On pouvait lire dans les pamphlets laissés par les bombardiers de La Cámpora à Bahía Blanca, ligne après ligne, la décomposition du langage comme support de la pensée. Il ne s’agissait pas d’un texte régi par une quelconque logique, comme le réclamerait un pamphlet de l’ancien fascisme : les expressions « pour les juges triés sur le volet et le manque de justice » ou « pour les politiciens cyniques et corrompus » précédaient  la demande d’une loi sur l’avortement et pour l’éducation sexuelle. Même absurdité sur la pancarte d’un manifestant à l’Obélisque : « Fin de la tyrannie » était suivie de « Assez d’anarchie ».

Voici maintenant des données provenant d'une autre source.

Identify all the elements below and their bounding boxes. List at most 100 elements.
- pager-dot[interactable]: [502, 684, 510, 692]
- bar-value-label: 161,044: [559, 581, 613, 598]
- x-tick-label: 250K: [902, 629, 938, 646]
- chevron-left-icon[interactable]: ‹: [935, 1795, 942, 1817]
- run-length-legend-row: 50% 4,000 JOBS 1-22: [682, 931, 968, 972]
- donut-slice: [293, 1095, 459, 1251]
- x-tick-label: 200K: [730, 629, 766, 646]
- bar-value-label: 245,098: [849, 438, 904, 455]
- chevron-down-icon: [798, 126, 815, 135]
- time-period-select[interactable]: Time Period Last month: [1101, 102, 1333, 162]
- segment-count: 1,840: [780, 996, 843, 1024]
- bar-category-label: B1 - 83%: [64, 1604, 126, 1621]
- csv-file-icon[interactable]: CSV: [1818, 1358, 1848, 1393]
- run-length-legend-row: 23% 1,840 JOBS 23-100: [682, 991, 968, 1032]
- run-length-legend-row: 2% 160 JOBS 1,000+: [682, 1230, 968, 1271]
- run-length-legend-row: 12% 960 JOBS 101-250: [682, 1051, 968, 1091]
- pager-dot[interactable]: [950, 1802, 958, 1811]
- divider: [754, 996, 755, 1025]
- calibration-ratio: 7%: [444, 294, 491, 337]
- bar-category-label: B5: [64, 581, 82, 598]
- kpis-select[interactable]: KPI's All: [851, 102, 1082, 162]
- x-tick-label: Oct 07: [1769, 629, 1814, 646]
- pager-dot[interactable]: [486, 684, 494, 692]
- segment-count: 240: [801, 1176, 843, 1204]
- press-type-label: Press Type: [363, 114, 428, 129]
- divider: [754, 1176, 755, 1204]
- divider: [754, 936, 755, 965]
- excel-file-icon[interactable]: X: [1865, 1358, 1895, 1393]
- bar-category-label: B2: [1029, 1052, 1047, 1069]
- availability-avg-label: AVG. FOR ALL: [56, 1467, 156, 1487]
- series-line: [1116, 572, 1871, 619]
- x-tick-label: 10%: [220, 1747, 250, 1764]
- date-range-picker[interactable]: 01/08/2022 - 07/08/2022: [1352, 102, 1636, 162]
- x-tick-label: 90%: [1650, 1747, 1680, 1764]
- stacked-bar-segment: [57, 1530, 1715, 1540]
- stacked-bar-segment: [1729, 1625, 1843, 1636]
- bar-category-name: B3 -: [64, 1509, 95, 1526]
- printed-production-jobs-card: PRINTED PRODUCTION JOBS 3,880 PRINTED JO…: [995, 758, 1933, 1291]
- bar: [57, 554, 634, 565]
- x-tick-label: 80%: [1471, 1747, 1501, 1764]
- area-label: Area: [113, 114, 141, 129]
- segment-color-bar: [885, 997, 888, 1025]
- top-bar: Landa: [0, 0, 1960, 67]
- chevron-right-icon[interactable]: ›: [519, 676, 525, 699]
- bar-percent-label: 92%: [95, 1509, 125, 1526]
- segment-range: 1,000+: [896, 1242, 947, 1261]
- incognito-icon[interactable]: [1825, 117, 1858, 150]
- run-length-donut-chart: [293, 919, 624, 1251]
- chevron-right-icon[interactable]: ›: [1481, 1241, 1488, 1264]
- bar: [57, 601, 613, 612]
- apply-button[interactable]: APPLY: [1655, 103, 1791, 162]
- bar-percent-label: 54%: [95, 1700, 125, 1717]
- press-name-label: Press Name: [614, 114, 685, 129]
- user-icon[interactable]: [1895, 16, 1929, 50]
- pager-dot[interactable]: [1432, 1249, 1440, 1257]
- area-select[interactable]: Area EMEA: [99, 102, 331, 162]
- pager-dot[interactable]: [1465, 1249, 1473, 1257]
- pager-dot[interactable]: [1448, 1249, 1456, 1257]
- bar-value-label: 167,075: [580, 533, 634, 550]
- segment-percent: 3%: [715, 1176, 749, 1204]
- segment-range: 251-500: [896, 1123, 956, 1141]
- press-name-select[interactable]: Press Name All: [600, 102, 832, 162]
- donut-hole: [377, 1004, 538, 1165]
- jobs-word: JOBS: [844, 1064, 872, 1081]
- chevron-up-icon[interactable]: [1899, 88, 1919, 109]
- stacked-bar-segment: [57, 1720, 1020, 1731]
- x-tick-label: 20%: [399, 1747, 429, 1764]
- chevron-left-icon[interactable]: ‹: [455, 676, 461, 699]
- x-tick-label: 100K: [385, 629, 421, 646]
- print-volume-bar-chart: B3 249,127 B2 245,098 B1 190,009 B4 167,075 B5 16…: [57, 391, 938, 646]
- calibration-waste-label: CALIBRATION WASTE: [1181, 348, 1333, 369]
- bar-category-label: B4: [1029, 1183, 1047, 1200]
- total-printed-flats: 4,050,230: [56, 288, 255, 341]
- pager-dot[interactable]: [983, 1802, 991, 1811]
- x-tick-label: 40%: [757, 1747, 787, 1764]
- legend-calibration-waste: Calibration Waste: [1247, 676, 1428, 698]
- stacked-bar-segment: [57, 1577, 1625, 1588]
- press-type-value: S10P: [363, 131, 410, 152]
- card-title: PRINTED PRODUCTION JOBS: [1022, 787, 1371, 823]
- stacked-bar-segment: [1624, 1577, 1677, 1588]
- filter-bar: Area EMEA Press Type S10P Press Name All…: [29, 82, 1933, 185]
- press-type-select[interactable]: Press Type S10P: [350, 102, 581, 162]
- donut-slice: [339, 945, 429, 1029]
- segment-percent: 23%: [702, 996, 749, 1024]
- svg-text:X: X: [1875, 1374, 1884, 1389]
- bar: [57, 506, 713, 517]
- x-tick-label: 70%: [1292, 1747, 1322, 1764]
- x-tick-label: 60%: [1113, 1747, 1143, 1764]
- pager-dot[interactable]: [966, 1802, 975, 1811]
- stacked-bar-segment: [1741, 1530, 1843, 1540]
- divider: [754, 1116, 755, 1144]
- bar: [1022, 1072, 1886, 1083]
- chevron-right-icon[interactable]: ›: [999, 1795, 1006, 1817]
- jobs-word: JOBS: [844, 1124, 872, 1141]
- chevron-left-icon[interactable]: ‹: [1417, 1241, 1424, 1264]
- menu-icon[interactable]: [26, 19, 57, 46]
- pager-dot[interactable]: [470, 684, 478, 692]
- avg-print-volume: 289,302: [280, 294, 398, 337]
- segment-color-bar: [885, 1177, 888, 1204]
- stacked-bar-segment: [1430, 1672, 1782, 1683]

Quel genre de discussion pourrait-on tenir avec des personnes qui s’expriment de cette manière ? Ils parlent un nouveau langage, forgé par les fake news, par la guerre juridique, par ceux qui, derrière leurs écrans, mènent une action psychologique ou un terrorisme sanitaire : ce n’est pas le castillan. Il s’agit d’un langage dénué de sens qui reproduit des mots qui sont à leur tour des signifiants de significations imposées par le cocoliche (mélange italien-espagnol) du non-sens.

J’ai lu récemment que les plantes communiquent entre elles grâce à trois niveaux de langage et de deux manières: par les molécules qu’elles libèrent dans l’atmosphère et par les impulsions électriques envoyées par leurs racines. Stefano Mancuso, neurobiologiste spécialiste des plantes à l’université de Florence, a conclu que les plantes ne cessent d’envoyer des messages aux autres plantes sur de potentiels obstacles, même si elles ne sont pas de la même espèce. C’est pourquoi elles sont là depuis 5 millions d’années, et c’est pourquoi nous, les « sapiens », apparus il y a moins d’un demi-million d’années, nous nous inquiétons de notre éventuelle extinction. Notre cerveau, a déclaré M. Mancuso, n’est pas, du point de vue de l’évolution, un avantage mais un inconvénient.

Nos langages sont brisés. Nous devons les réparer ou en inventer de nouveaux.